Les locataires des Vernets passeront à la caisse

Ce sont les futurs locataires des Vernets qui épongeront une partie de cette lourde facture à hauteur de 20,87 millions. En effet lors des votations, le 28 février 2016, la population genevoise a dû dire si elle accepte la loi ouvrant un crédit d’ouvrage de 20 millions de francs pour la reconstruction de bâtiments de stationnement de troupes contribuant à la libération du site des Vernets alors que l’on constate au final que c’est au bas mot de 43 872 400 francs dont il était question pour l’ensemble de l’opération.
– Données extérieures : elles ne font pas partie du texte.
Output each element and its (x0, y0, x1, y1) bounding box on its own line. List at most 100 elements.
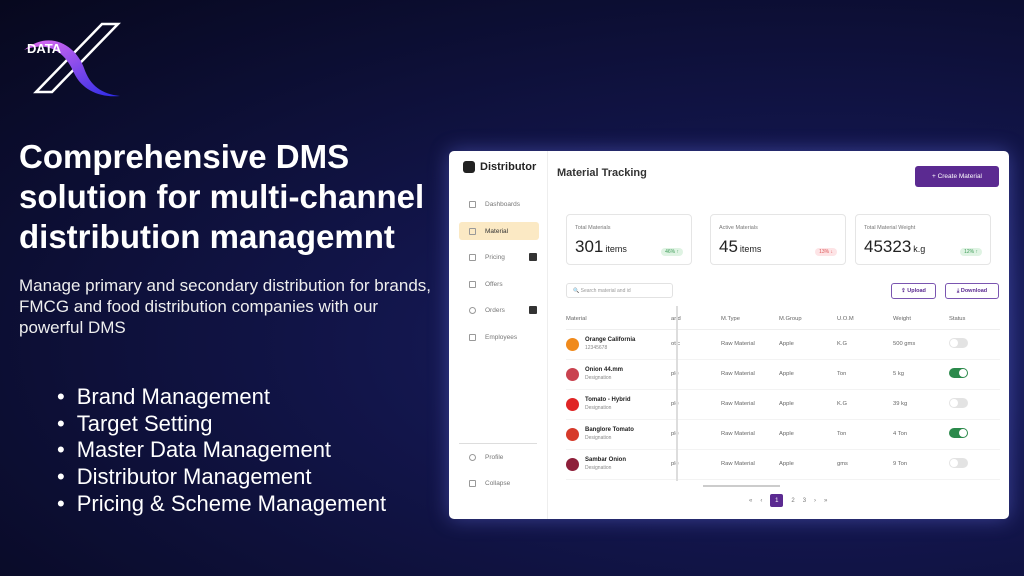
type-cell: Raw Material (721, 359, 779, 390)
material-desc: Designation (585, 435, 612, 441)
nav-orders[interactable]: Orders (459, 301, 539, 319)
material-desc: 12345678 (585, 345, 608, 351)
feature-item: Pricing & Scheme Management (57, 491, 386, 518)
stat-value: 45323 k.g (864, 237, 926, 256)
feature-item: Brand Management (57, 384, 386, 411)
status-toggle[interactable] (949, 458, 968, 468)
table-row[interactable]: Tomato - Hybrid Designation ple Raw Mater… (566, 389, 1000, 420)
table-row[interactable]: Banglore Tomato Designation ple Raw Mater… (566, 419, 1000, 450)
col-header: M.Type (721, 309, 779, 330)
type-cell: Raw Material (721, 389, 779, 420)
table-row[interactable]: Orange California 12345678 otic Raw Mater… (566, 329, 1000, 360)
create-material-button[interactable]: + Create Material (915, 166, 999, 187)
download-button[interactable]: ⤓ Download (945, 283, 999, 299)
table-row[interactable]: Sambar Onion Designation ple Raw Material… (566, 449, 1000, 480)
material-name: Orange California (585, 337, 636, 343)
first-page-button[interactable]: « (749, 498, 752, 504)
material-desc: Designation (585, 375, 612, 381)
uom-cell: Ton (837, 359, 893, 390)
sidebar: Distributor Dashboards Material Pricing … (449, 151, 548, 519)
col-header: M.Group (779, 309, 837, 330)
weight-cell: 4 Ton (893, 419, 949, 450)
feature-item: Distributor Management (57, 464, 386, 491)
col-header: Material (566, 309, 671, 330)
nav-pricing[interactable]: Pricing (459, 248, 539, 266)
nav-label: Profile (485, 453, 504, 461)
employees-icon (469, 333, 476, 341)
feature-item: Target Setting (57, 411, 386, 438)
material-desc: Designation (585, 405, 612, 411)
material-image (566, 367, 579, 381)
stat-change: 12% ↑ (960, 248, 982, 256)
nav-label: Orders (485, 306, 505, 314)
status-toggle[interactable] (949, 398, 968, 408)
status-toggle[interactable] (949, 368, 968, 378)
nav-label: Offers (485, 280, 503, 288)
brand-cell: ple (671, 389, 721, 420)
material-name: Onion 44.mm (585, 367, 624, 373)
divider (459, 443, 537, 444)
brand-cell: ple (671, 419, 721, 450)
next-page-button[interactable]: › (814, 498, 816, 504)
nav-material[interactable]: Material (459, 222, 539, 240)
material-image (566, 337, 579, 351)
stat-value: 301 items (575, 237, 627, 256)
nav-label: Material (485, 227, 509, 235)
stat-change: 13% ↓ (815, 248, 837, 256)
stat-change: 46% ↑ (661, 248, 683, 256)
table-row[interactable]: Onion 44.mm Designation ple Raw Material … (566, 359, 1000, 390)
nav-offers[interactable]: Offers (459, 275, 539, 293)
stat-card-active: Active Materials 45 items 13% ↓ (710, 214, 846, 265)
page-3-button[interactable]: 3 (803, 498, 806, 504)
stat-label: Total Material Weight (864, 225, 916, 231)
nav-label: Pricing (485, 253, 505, 261)
collapse-icon (469, 479, 476, 487)
horizontal-scrollbar[interactable] (703, 485, 780, 487)
col-header: U.O.M (837, 309, 893, 330)
materials-table: Material and M.Type M.Group U.O.M Weight Statu… (566, 309, 1000, 480)
pricing-icon (469, 253, 476, 261)
nav-label: Employees (485, 333, 518, 341)
search-input[interactable]: 🔍 Search material and id (566, 283, 673, 298)
stat-value: 45 items (719, 237, 762, 256)
uom-cell: K.G (837, 389, 893, 420)
status-toggle[interactable] (949, 338, 968, 348)
upload-button[interactable]: ⇪ Upload (891, 283, 936, 299)
uom-cell: Ton (837, 419, 893, 450)
last-page-button[interactable]: » (824, 498, 827, 504)
brand-cell: ple (671, 359, 721, 390)
offers-icon (469, 280, 476, 288)
nav-label: Dashboards (485, 200, 521, 208)
nav-dashboards[interactable]: Dashboards (459, 195, 539, 213)
col-header: Status (949, 309, 1000, 330)
sticky-column-divider (676, 306, 678, 481)
headline: Comprehensive DMS solution for multi-cha… (19, 138, 425, 255)
subtitle: Manage primary and secondary distributio… (19, 276, 431, 337)
uom-cell: gms (837, 449, 893, 480)
page-title: Material Tracking (557, 167, 647, 179)
page-1-button[interactable]: 1 (770, 494, 784, 507)
nav-collapse[interactable]: Collapse (459, 474, 539, 492)
nav-profile[interactable]: Profile (459, 448, 539, 466)
profile-icon (469, 453, 476, 461)
material-image (566, 457, 579, 471)
page-2-button[interactable]: 2 (791, 498, 794, 504)
group-cell: Apple (779, 449, 837, 480)
weight-cell: 5 kg (893, 359, 949, 390)
group-cell: Apple (779, 389, 837, 420)
weight-cell: 39 kg (893, 389, 949, 420)
weight-cell: 9 Ton (893, 449, 949, 480)
nav-employees[interactable]: Employees (459, 328, 539, 346)
cart-icon (469, 227, 476, 235)
stat-label: Total Materials (575, 225, 611, 231)
group-cell: Apple (779, 329, 837, 360)
brand-icon (463, 161, 475, 173)
pricing-badge (529, 253, 537, 261)
prev-page-button[interactable]: ‹ (760, 498, 762, 504)
brand-cell: otic (671, 329, 721, 360)
type-cell: Raw Material (721, 449, 779, 480)
material-name: Banglore Tomato (585, 427, 634, 433)
stat-label: Active Materials (719, 225, 758, 231)
orders-badge (529, 306, 537, 314)
status-toggle[interactable] (949, 428, 968, 438)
Rappelons-nous que c’est un crédit d’ouvrage de 20,87 millions de francs pour la reconstruction d’un bâtiment de stationnement des troupes militaires qui a été accepté à 68,51 % des voix.

Déclaration des autorités dans la brochure officielle lors des votations du

28 février 2016

Financement des différents projets d’aménagements

Les dépenses pour le déplacement et la rénovation des différentes infrastructures civiles et militaires se monteront à environ 73 millions de francs, dont 22 en provenance d’investisseurs privés.

(Les investisseurs privés étant les promoteurs du site des Vernets, donc les locataires au final — commentaire de l’auteur du présent article.)

On apprend dernièrement par la Tribune de Genève du 08.10.2021 que l’État va devoir une fois encore passer à la caisse pour dépolluer le site des Vernets : « Le coût de ces nouvelles découvertes sera assuré par le Canton, qui a dû provisionner 10 millions de francs pour évacuer la terre souillée ».

Sous l’ancienne caserne, on trouve des métaux lourds et des hydrocarbures.

Ces déchets proviennent des remblais historiques lors de la construction de la caserne, puis des activités sur place, selon la TdG.

C’est pourquoi bien que le dépassement de 6 500 000 francs à la loi 12084 soit déjà consommé et que les constructions sur le terrain d’Epeisse soient achevées, nous vous avons invité le Grand Conseil à refuser ce projet de loi pour protester contre cette manière de faire, notamment et plus particulièrement d’avoir ignoré les signes avant-coureurs d’un possible dépassement sur le site d’Epeisse et d’avoir surtout trompé la population en ce qui concerne la hauteur de l’engagement financier de l’ensemble de l’opération à la charge de la collectivité.